John Brooklyn teaching a class in front of a white board covered in writing.

UVM Professor of Psychiatry Richard Rawson ’70, PhD’74, a native Vermonter who returned to the state in 2015 after a storied career in addiction treatment research at UCLA, characterizes Vermont as the leader of a paradigm shift. In December of 2017 he completed a federally funded assessment of the hub and spoke system, conducting interviews with providers and patients over the course of one year. “I was surprised and inspired by the treatment going on in primary care settings,” he says. “I think this new treatment paradigm will change the course of opioid addiction and recovery.”

In creating this new system, Vermont physicians and health policy leaders have altered public perception of addiction. Instead of shunting patients labeled as “addicts” into a category separate from other disease sufferers, they’re welcomed into an environment that supports them on the journey to recovery. Although challenges remain, the hub and spoke system represents a huge step forward in how opioid use disorder is treated and understood, and stands alone as a national model.

After gathering data from patients and providers across Vermont, Rawson says there’s no doubt the hub and spoke system is changing lives, even as the state continues to work on improvements like the integration of mental health care and additional support for family. The data tell one part of the story: Patients in both hub-and-spoke settings reported a 96 percent decrease in opioid use, including a 92 percent drop in injection drug use. Patients’ lived experiences tell the rest of the story.

“The dynamic for many of these patients is about their relationship with their doctor,” says Rawson. “Everything else is nice. Even the medicine gets rated as less important than the relationship they have with their physician. That’s different. We’ve never seen that before.”

A watershed moment came in September of 2017 when Governor Phil Scott convened a press conference to announce that the wait list for medication assisted treatment in Chittenden County had been eliminated, and that patients in all fourteen Vermont counties could receive immediate treatment for opioid addiction.
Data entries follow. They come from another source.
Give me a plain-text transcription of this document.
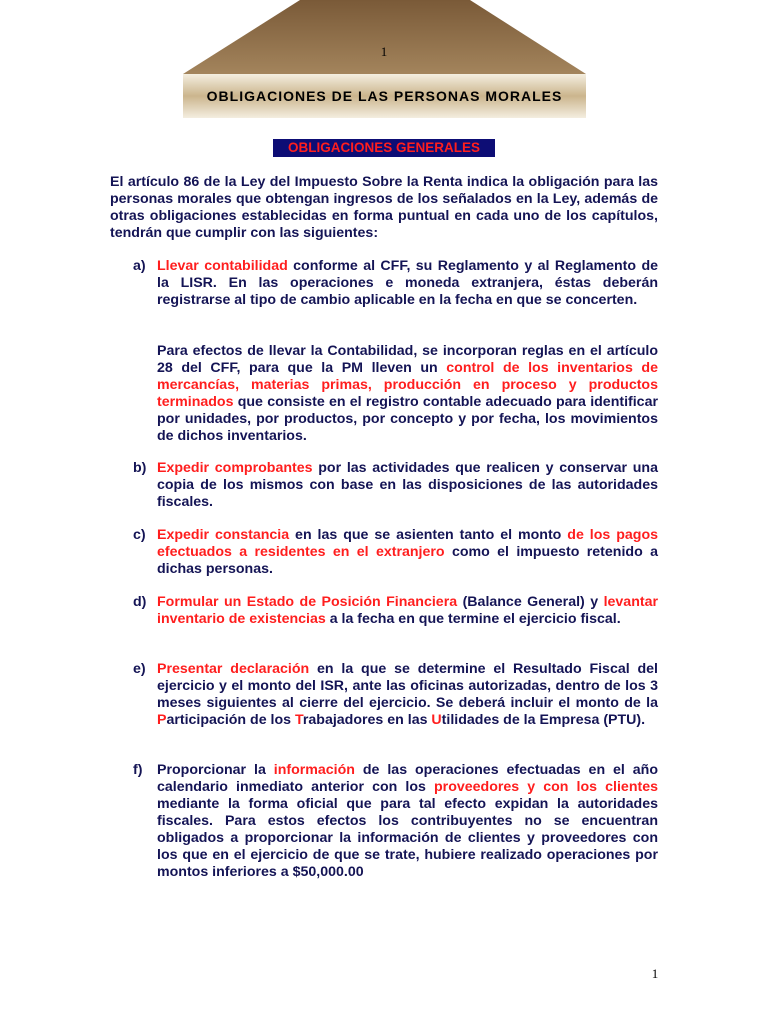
1
OBLIGACIONES DE LAS PERSONAS MORALES
OBLIGACIONES GENERALES

El artículo 86 de la Ley del Impuesto Sobre la Renta indica la obligación para las personas morales que obtengan ingresos de los señalados en la Ley, además de otras obligaciones establecidas en forma puntual en cada uno de los capítulos, tendrán que cumplir con las siguientes:

a) Llevar contabilidad conforme al CFF, su Reglamento y al Reglamento de la LISR. En las operaciones e moneda extranjera, éstas deberán registrarse al tipo de cambio aplicable en la fecha en que se concerten.

Para efectos de llevar la Contabilidad, se incorporan reglas en el artículo 28 del CFF, para que la PM lleven un control de los inventarios de mercancías, materias primas, producción en proceso y productos terminados que consiste en el registro contable adecuado para identificar por unidades, por productos, por concepto y por fecha, los movimientos de dichos inventarios.

b) Expedir comprobantes por las actividades que realicen y conservar una copia de los mismos con base en las disposiciones de las autoridades fiscales.
c) Expedir constancia en las que se asienten tanto el monto de los pagos efectuados a residentes en el extranjero como el impuesto retenido a dichas personas.
d) Formular un Estado de Posición Financiera (Balance General) y levantar inventario de existencias a la fecha en que termine el ejercicio fiscal.
e) Presentar declaración en la que se determine el Resultado Fiscal del ejercicio y el monto del ISR, ante las oficinas autorizadas, dentro de los 3 meses siguientes al cierre del ejercicio. Se deberá incluir el monto de la Participación de los Trabajadores en las Utilidades de la Empresa (PTU).
f) Proporcionar la información de las operaciones efectuadas en el año calendario inmediato anterior con los proveedores y con los clientes mediante la forma oficial que para tal efecto expidan la autoridades fiscales. Para estos efectos los contribuyentes no se encuentran obligados a proporcionar la información de clientes y proveedores con los que en el ejercicio de que se trate, hubiere realizado operaciones por montos inferiores a $50,000.00
1
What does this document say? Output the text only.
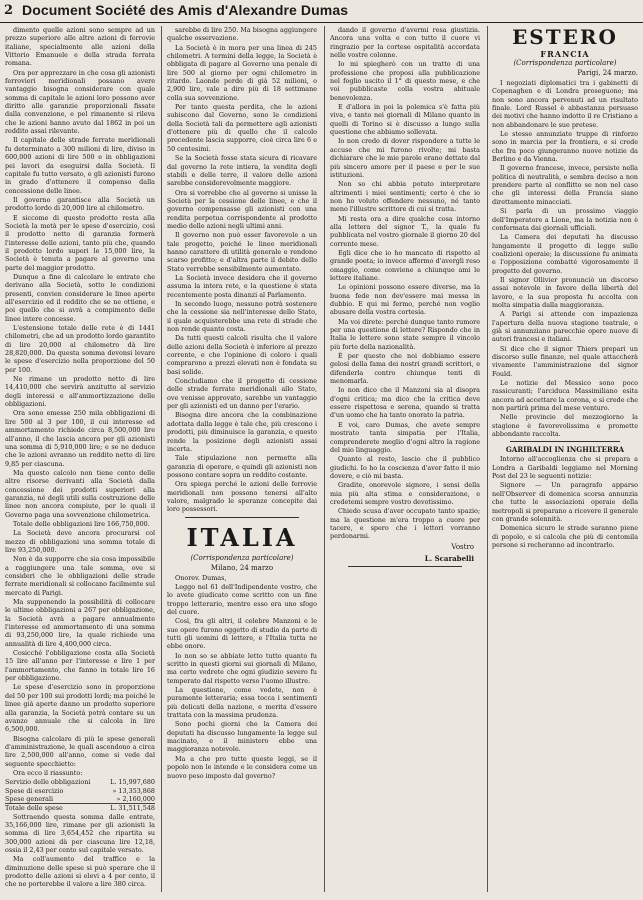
2 Document Société des Amis d'Alexandre Dumas

dimento quelle azioni sono sempre ad un prezzo superiore alle altre azioni di ferrovie italiane, specialmente alle azioni della Vittorio Emanuele e della strada ferrata romana.

Ora per apprezzare in che cosa gli azionisti ferrovieri meridionali possano avere vantaggio bisogna considerare con quale somma di capitale le azioni loro possono aver diritto alle garanzie proporzionali fissate dalla convenzione, e pel rimanente si rileva che le azioni hanno avuto dal 1862 in poi un reddito assai rilevante.

Il capitale delle strade ferrate meridionali fu determinato a 300 milioni di lire, diviso in 600,000 azioni di lire 500 e in obbligazioni pei lavori da eseguirsi dalla Società. Il capitale fu tutto versato, e gli azionisti furono in grado d'ottenere il compenso dalla concessione delle linee.

Il governo garantisce alla Società un prodotto lordo di 20,000 lire al chilometro.

E siccome di questo prodotto resta alla Società la metà per le spese d'esercizio, così il prodotto netto di garanzia formerà l'interesse delle azioni, tanto più che, quando il prodotto lordo superi le 15,000 lire, la Società è tenuta a pagare al governo una parte del maggior prodotto.

Dunque a fine di calcolare le entrate che derivano alla Società, sotto le condizioni presenti, convien considerare le linee aperte all'esercizio ed il reddito che se ne ottiene, e poi quello che si avrà a compimento delle linee intere concesse.

L'estensione totale delle rete è di 1441 chilometri, che ad un prodotto lordo garantito di lire 20,000 al chilometro dà lire 28,820,000. Da questa somma devonsi levare le spese d'esercizio nella proporzione del 50 per 100.

Ne rimane un prodotto netto di lire 14,410,000 che servirà anzitutto al servizio degli interessi e all'ammortizzazione delle obbligazioni.

Ora sono emesse 250 mila obbligazioni di lire 500 al 3 per 100, il cui interesse ed ammortamento richiede circa 8,500,000 lire all'anno, il che lascia ancora per gli azionisti una somma di 5,910,000 lire; e se ne deduce che le azioni avranno un reddito netto di lire 9,85 per ciascuna.

Ma questo calcolo non tiene conto delle altre risorse derivanti alla Società dalla concessione dei prodotti superiori alla garanzia, né degli utili sulla costruzione delle linee non ancora compiute, per le quali il Governo paga una sovvenzione chilometrica.

Totale delle obbligazioni lire 166,750,000.

La Società deve ancora procurarsi col mezzo di obbligazioni una somma totale di lire 93,250,000.

Non è da supporre che sia cosa impossibile a raggiungere una tale somma, ove si consideri che le obbligazioni delle strade ferrate meridionali si collocano facilmente sul mercato di Parigi.

Ma supponendo la possibilità di collocare le ultime obbligazioni a 267 per obbligazione, la Società avrà a pagare annualmente l'interesse ed ammortamento di una somma di 93,250,000 lire, la quale richiede una annualità di lire 4,400,000 circa.

Cosicché l'obbligazione costa alla Società 15 lire all'anno per l'interesse e lire 1 per l'ammortamento, che fanno in totale lire 16 per obbligazione.

Le spese d'esercizio sono in proporzione del 50 per 100 sui prodotti lordi; ma poiché le linee già aperte danno un prodotto superiore alla garanzia, la Società potrà contare su un avanzo annuale che si calcola in lire 6,500,000.

Bisogna calcolare di più le spese generali d'amministrazione, le quali ascendono a circa lire 2,500,000 all'anno, come si vede dal seguente specchietto:

Ora ecco il riassunto:

Servizio delle obbligazioni	L. 15,997,680
Spese di esercizio	» 13,353,868
Spese generali	» 2,160,000
Totale delle spese	L. 31,511,548

Sottraendo questa somma dalle entrate, 35,166,000 lire, rimane per gli azionisti la somma di lire 3,654,452 che ripartita su 300,000 azioni dà per ciascuna lire 12,18, ossia il 2,43 per cento sul capitale versato.

Ma coll'aumento del traffico e la diminuzione delle spese si può sperare che il prodotto delle azioni si elevi a 4 per cento, il che ne porterebbe il valore a lire 380 circa.

sarebbe di lire 250. Ma bisogna aggiungere qualche osservazione.

La Società è in mora per una linea di 245 chilometri. A termini della legge, la Società è obbligata di pagare al Governo una penale di lire 500 al giorno per ogni chilometro in ritardo. Laonde perde di già 52 milioni, o 2,900 lire, vale a dire più di 18 settimane colla sua sovvenzione.

Per tanto questa perdita, che le azioni subiscono dal Governo, sono le condizioni della Società tali da permettere agli azionisti d'ottenere più di quello che il calcolo precedente lascia supporre, cioè circa lire 6 e 50 centesimi.

Se la Società fosse stata sicura di ricavare dal governo la rete intiera, la vendita degli stabili e delle terre, il valore delle azioni sarebbe considerevolmente maggiore.

Ora si vorrebbe che al governo si unisse la Società per la cessione delle linee, e che il governo compensasse gli azionisti con una rendita perpetua corrispondente al prodotto medio delle azioni negli ultimi anni.

Il governo non può esser favorevole a un tale progetto, poiché le linee meridionali hanno carattere di utilità generale e rendono scarso profitto; e d'altra parte il debito dello Stato verrebbe sensibilmente aumentato.

La Società invece desidera che il governo assuma la intera rete, e la questione è stata recentemente posta dinanzi al Parlamento.

In secondo luogo, nessuno potrà sostenere che la cessione sia nell'interesse dello Stato, il quale acquisterebbe una rete di strade che non rende quanto costa.

Da tutti questi calcoli risulta che il valore delle azioni della Società è inferiore al prezzo corrente, e che l'opinione di coloro i quali comprarono a prezzi elevati non è fondata su basi solide.

Concludiamo che il progetto di cessione delle strade ferrate meridionali allo Stato, ove venisse approvato, sarebbe un vantaggio per gli azionisti ed un danno per l'erario.

Bisogna dire ancora che la combinazione adottata dalla legge è tale che, più crescono i prodotti, più diminuisce la garanzia, e questo rende la posizione degli azionisti assai incerta.

Tale stipulazione non permette alla garanzia di operare, e quindi gli azionisti non possono contare sopra un reddito costante.

Ora spiega perché le azioni delle ferrovie meridionali non possono tenersi all'alto valore, malgrado le speranze concepite dai loro possessori.

ITALIA
(Corrispondenza particolare)
Milano, 24 marzo

Onorev. Dumas,

Leggo nel 61 dell'Indipendente vostro, che lo avete giudicato come scritto con un fine troppo letterario, mentre esso era uno sfogo del cuore.

Così, fra gli altri, il celebre Manzoni e le sue opere furono oggetto di studio da parte di tutti gli uomini di lettere, e l'Italia tutta ne ebbe onore.

Io non so se abbiate letto tutto quanto fu scritto in questi giorni sui giornali di Milano, ma certo vedrete che ogni giudizio severo fu temperato dal rispetto verso l'uomo illustre.

La questione, come vedete, non è puramente letteraria; essa tocca i sentimenti più delicati della nazione, e merita d'essere trattata con la massima prudenza.

Sono pochi giorni che la Camera dei deputati ha discusso lungamente la legge sul macinato, e il ministero ebbe una maggioranza notevole.

Ma a che pro tutte queste leggi, se il popolo non le intende e le considera come un nuovo peso imposto dal governo?

dando il governo d'avermi resa giustizia. Ancora una volta e con tutto il cuore vi ringrazio per la cortese ospitalità accordata nelle vostre colonne.

Io mi spiegherò con un tratto di una professione che proposi alla pubblicazione nel foglio uscito il 1° di questo mese, e che voi pubblicaste colla vostra abituale benevolenza.

E d'allora in poi la polemica s'è fatta più viva, e tanto nei giornali di Milano quanto in quelli di Torino si è discusso a lungo sulla questione che abbiamo sollevata.

Io non credo di dover rispondere a tutte le accuse che mi furono rivolte; mi basta dichiarare che le mie parole erano dettate dal più sincero amore per il paese e per le sue istituzioni.

Non so chi abbia potuto interpretare altrimenti i miei sentimenti; certo è che io non ho voluto offendere nessuno, né tanto meno l'illustre scrittore di cui si tratta.

Mi resta ora a dire qualche cosa intorno alla lettera del signor T., la quale fu pubblicata nel vostro giornale il giorno 20 del corrente mese.

Egli dice che io ho mancato di rispetto al grande poeta; io invece affermo d'avergli reso omaggio, come conviene a chiunque ami le lettere italiane.

Le opinioni possono essere diverse, ma la buona fede non dev'essere mai messa in dubbio. E qui mi fermo, perché non voglio abusare della vostra cortesia.

Ma voi direte: perché dunque tanto rumore per una questione di lettere? Rispondo che in Italia le lettere sono state sempre il vincolo più forte della nazionalità.

È per questo che noi dobbiamo essere gelosi della fama dei nostri grandi scrittori, e difenderla contro chiunque tenti di menomarla.

Io non dico che il Manzoni sia al disopra d'ogni critica; ma dico che la critica deve essere rispettosa e serena, quando si tratta d'un uomo che ha tanto onorato la patria.

E voi, caro Dumas, che avete sempre mostrato tanta simpatia per l'Italia, comprenderete meglio d'ogni altro la ragione del mio linguaggio.

Quanto al resto, lascio che il pubblico giudichi. Io ho la coscienza d'aver fatto il mio dovere, e ciò mi basta.

Gradite, onorevole signore, i sensi della mia più alta stima e considerazione, e credetemi sempre vostro devotissimo.

Chiedo scusa d'aver occupato tanto spazio; ma la questione m'era troppo a cuore per tacere, e spero che i lettori vorranno perdonarmi.

Vostro
L. Scarabelli
ESTERO
FRANCIA
(Corrispondenza particolare)
Parigi, 24 marzo.

I negoziati diplomatici tra i gabinetti di Copenaghen e di Londra proseguono; ma non sono ancora pervenuti ad un risultato finale. Lord Russel è abbastanza persuaso dei motivi che hanno indotto il re Cristiano a non abbandonare le sue pretese.

Le stesse annunziate truppe di rinforzo sono in marcia per la frontiera, e si crede che fra poco giungeranno nuove notizie da Berlino e da Vienna.

Il governo francese, invece, persiste nella politica di neutralità, e sembra deciso a non prendere parte al conflitto se non nel caso che gli interessi della Francia siano direttamente minacciati.

Si parla di un prossimo viaggio dell'Imperatore a Lione, ma la notizia non è confermata dai giornali ufficiali.

La Camera dei deputati ha discusso lungamente il progetto di legge sulle coalizioni operaie; la discussione fu animata e l'opposizione combatté vigorosamente il progetto del governo.

Il signor Ollivier pronunciò un discorso assai notevole in favore della libertà del lavoro, e la sua proposta fu accolta con molta simpatia dalla maggioranza.

A Parigi si attende con impazienza l'apertura della nuova stagione teatrale, e già si annunziano parecchie opere nuove di autori francesi e italiani.

Si dice che il signor Thiers prepari un discorso sulle finanze, nel quale attaccherà vivamente l'amministrazione del signor Fould.

Le notizie del Messico sono poco rassicuranti; l'arciduca Massimiliano esita ancora ad accettare la corona, e si crede che non partirà prima del mese venturo.

Nelle provincie del mezzogiorno la stagione è favorevolissima e promette abbondante raccolta.

GARIBALDI IN INGHILTERRA

Intorno all'accoglienza che si prepara a Londra a Garibaldi leggiamo nel Morning Post del 23 le seguenti notizie:

Signore — Un paragrafo apparso nell'Observer di domenica scorsa annunzia che tutte le associazioni operaie della metropoli si preparano a ricevere il generale con grande solennità.

Domenica sicuro le strade saranno piene di popolo, e si calcola che più di centomila persone si recheranno ad incontrarlo.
Now, the state boasts six hubs and more than 75 spokes across the state. Capacity for treatment of opioid use disorder in Vermont is higher than anywhere else in the United States, with 13.8 patients potentially treated per 1,000 people, according to a 2017 paper in the Journal of Addiction Medicine. As the first opioid treatment program in the U.S. to receive Medical Home status from the National Committee for Quality Assurance, the Chittenden Clinic leads the way for hubs. And UVM Medical Center residents in specialties including family medicine, internal medicine, obstetrics and gynecology, and psychiatry are trained to prescribe buprenorphine, so that many of the state’s newest physicians provide treatment from day one.
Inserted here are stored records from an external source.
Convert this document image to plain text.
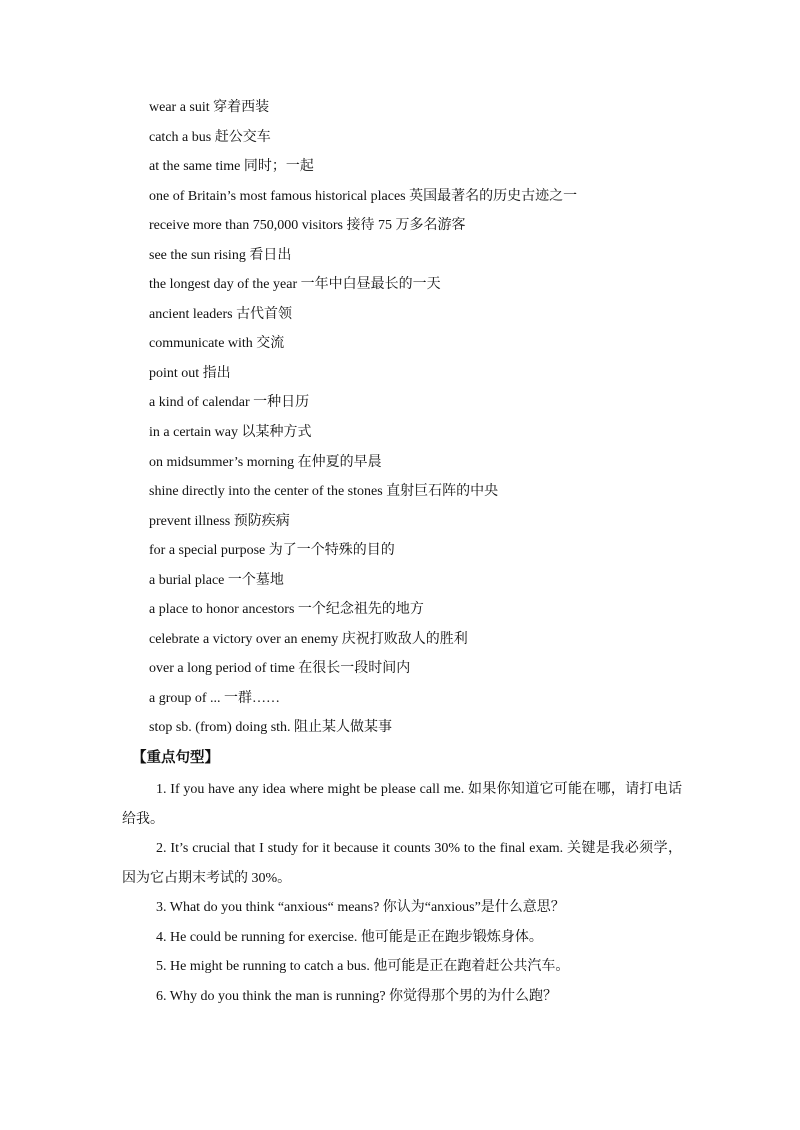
wear a suit 穿着西装
catch a bus 赶公交车
at the same time 同时；一起
one of Britain’s most famous historical places 英国最著名的历史古迹之一
receive more than 750,000 visitors 接待 75 万多名游客
see the sun rising 看日出
the longest day of the year 一年中白昼最长的一天
ancient leaders 古代首领
communicate with 交流
point out 指出
a kind of calendar 一种日历
in a certain way 以某种方式
on midsummer’s morning 在仲夏的早晨
shine directly into the center of the stones 直射巨石阵的中央
prevent illness 预防疾病
for a special purpose 为了一个特殊的目的
a burial place 一个墓地
a place to honor ancestors 一个纪念祖先的地方
celebrate a victory over an enemy 庆祝打败敌人的胜利
over a long period of time 在很长一段时间内
a group of ... 一群……
stop sb. (from) doing sth. 阻止某人做某事
【重点句型】

1. If you have any idea where might be please call me. 如果你知道它可能在哪，请打电话给我。

2. It’s crucial that I study for it because it counts 30% to the final exam. 关键是我必须学，因为它占期末考试的 30%。

3. What do you think “anxious“ means? 你认为“anxious”是什么意思？

4. He could be running for exercise. 他可能是正在跑步锻炼身体。

5. He might be running to catch a bus. 他可能是正在跑着赶公共汽车。

6. Why do you think the man is running? 你觉得那个男的为什么跑？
It’s a model worthy of export, says Brooklyn. Over the past two years he has been to California, Colorado, and even Vietnam to consult on how to set up similar systems. At a presentation at the annual meeting of the Association of American Medical Colleges in November 2017, Brooklyn was asked, “So how long are your wait times for treatment in Vermont?” When he replied that there were no wait times, an audible gasp was heard from the audience.

“We’re breaking down silos and putting a lot of emphasis on primary care homes,” he says. “Financially, it’s a viable model. A lot of people are saying ‘wow you are treating everybody, and saving money, and your overdose rate is low.’ How often in medicine do you get pretty good evidence that something is working like that?”